動力協会シンポ、WNAリーシング氏が川内1号再稼働を歓迎

2015年9月18日

 日本動力協会は9月17日、「世界および日本におけるエネルギー選択と原子力の役割」と題するシンポジウムを東京・大手町の経団連会館で開催し、世界原子力協会(WNA)事務局長のアニエッタ・リーシング氏、日立GEニュークリア・エナジー社長の武原秀俊氏、東京大学生産技術研究所特任教授の金子祥三氏、地球環境産業技術研究機構理事の山地憲治氏によるパネルディスカッションを行い、福島第一原子力発電所事故後の新たなエネルギー基本計画、アジア諸国における原子力導入の動き、地球温暖化問題など、国内外のエネルギーを巡る状況を概観し、今後のエネルギー選択、原子力産業のあり方について話し合った(=写真)。JEASYMPO
 リーシング氏はまず、先般の川内原子力発電所1号機の営業運転復帰に歓迎の意を述べ、今後も原子力発電所の再稼働が進むことを期待した。同氏は、世界人口の急増とともに電力消費も伸び続ける将来予測をグラフで示しながら、「電力は空気、水と同じく基本的人権」と強調、さらに、IEAレポートを引用し、化石エネルギー消費増に伴う地球温暖化問題の深刻化について、2050年に向け「2度C目標」(工業化前からの世界平均気温を2度Cまでに抑える)を達成するには、「原子力発電量を2倍以上にしなければならない」と述べた。

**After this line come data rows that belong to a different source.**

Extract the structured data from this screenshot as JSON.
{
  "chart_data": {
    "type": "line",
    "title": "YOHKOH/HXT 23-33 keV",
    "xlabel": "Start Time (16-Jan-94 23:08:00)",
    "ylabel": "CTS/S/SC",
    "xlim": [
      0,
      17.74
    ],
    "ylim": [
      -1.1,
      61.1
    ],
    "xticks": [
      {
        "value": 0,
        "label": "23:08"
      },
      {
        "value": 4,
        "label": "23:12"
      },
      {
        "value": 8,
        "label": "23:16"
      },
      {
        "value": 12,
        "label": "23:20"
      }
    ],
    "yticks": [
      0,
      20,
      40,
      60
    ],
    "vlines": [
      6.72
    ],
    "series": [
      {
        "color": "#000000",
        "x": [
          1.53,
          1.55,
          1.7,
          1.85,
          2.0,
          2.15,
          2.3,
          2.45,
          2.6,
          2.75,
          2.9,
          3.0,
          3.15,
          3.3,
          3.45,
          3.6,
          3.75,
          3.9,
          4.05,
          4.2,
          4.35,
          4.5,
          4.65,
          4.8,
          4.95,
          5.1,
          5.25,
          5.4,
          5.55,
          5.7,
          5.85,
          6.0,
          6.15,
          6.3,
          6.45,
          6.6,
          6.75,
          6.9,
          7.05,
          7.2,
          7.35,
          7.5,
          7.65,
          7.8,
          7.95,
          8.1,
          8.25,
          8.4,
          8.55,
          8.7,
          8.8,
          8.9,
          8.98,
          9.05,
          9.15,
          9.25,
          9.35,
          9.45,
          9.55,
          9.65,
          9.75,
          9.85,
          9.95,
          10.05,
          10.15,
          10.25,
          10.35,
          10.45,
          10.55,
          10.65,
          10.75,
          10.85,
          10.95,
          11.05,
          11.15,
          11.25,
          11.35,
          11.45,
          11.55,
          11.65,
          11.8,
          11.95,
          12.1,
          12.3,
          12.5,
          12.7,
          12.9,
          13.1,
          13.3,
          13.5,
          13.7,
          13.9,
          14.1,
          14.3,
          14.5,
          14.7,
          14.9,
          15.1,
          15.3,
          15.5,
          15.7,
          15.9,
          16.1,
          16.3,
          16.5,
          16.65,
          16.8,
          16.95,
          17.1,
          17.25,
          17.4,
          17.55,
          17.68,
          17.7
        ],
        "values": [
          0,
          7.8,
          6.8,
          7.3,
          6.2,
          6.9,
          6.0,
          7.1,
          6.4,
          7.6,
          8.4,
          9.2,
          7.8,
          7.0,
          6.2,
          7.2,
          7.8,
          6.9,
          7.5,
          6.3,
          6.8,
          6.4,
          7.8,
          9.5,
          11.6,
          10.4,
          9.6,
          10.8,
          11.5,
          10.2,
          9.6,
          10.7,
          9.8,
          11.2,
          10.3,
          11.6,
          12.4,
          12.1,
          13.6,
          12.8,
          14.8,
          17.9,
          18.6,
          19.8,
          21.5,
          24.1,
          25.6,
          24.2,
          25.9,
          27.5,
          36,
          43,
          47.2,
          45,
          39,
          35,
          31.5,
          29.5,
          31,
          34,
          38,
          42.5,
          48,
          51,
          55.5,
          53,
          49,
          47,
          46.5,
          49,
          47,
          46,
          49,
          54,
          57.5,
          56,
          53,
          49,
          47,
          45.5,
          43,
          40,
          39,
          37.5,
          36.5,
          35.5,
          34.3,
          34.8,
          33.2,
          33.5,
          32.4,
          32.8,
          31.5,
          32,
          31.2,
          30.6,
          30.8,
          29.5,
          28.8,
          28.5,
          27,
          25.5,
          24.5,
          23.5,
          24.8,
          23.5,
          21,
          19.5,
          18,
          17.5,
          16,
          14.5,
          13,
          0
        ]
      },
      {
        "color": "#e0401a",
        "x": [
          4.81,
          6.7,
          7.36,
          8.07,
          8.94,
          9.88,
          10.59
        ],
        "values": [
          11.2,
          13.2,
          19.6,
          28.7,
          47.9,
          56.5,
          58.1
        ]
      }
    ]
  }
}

 また、武原氏は日本の原子力技術について、日立がグループ大で取り組んでいる福島第一原子力発電所の廃炉・汚染水対策に関する技術開発、既設プラントの早期再稼働に向けた安全性向上の取組、次世代炉開発、国際展開などを紹介した。廃炉関連では、同社が開発に関わった遠隔操作ロボットがロボット学会賞を受賞したことも披露した。
 日本のエネルギー産業、エネルギーミックス・排出量削減目標については、金子氏、山地氏がそれぞれ政府審議会の検討状況などを説明した。
会場参加者からの質問を募り行われたディスカッションでは、40年運転制、高レベル放射性廃棄物処分、パブリックアクセプタンスなどが議論となった。原子力発電所の運転期間について、リーシング氏は80年間の運転も世界では検討されていることに触れたが、山地氏は単に運転年数だけで定める日本の規制に疑問を呈し、武原氏は海外とパートナーシップを図る上で、各国の法規制に従うのがルールだと述べた。国内で高レベル放射性廃棄物処分が進まぬ状況について、リーシング氏はスウェーデンの取組を例に、わかりやすい情報提供、女性や若者を巻き込んだ理解活動を図っていく必要を主張した。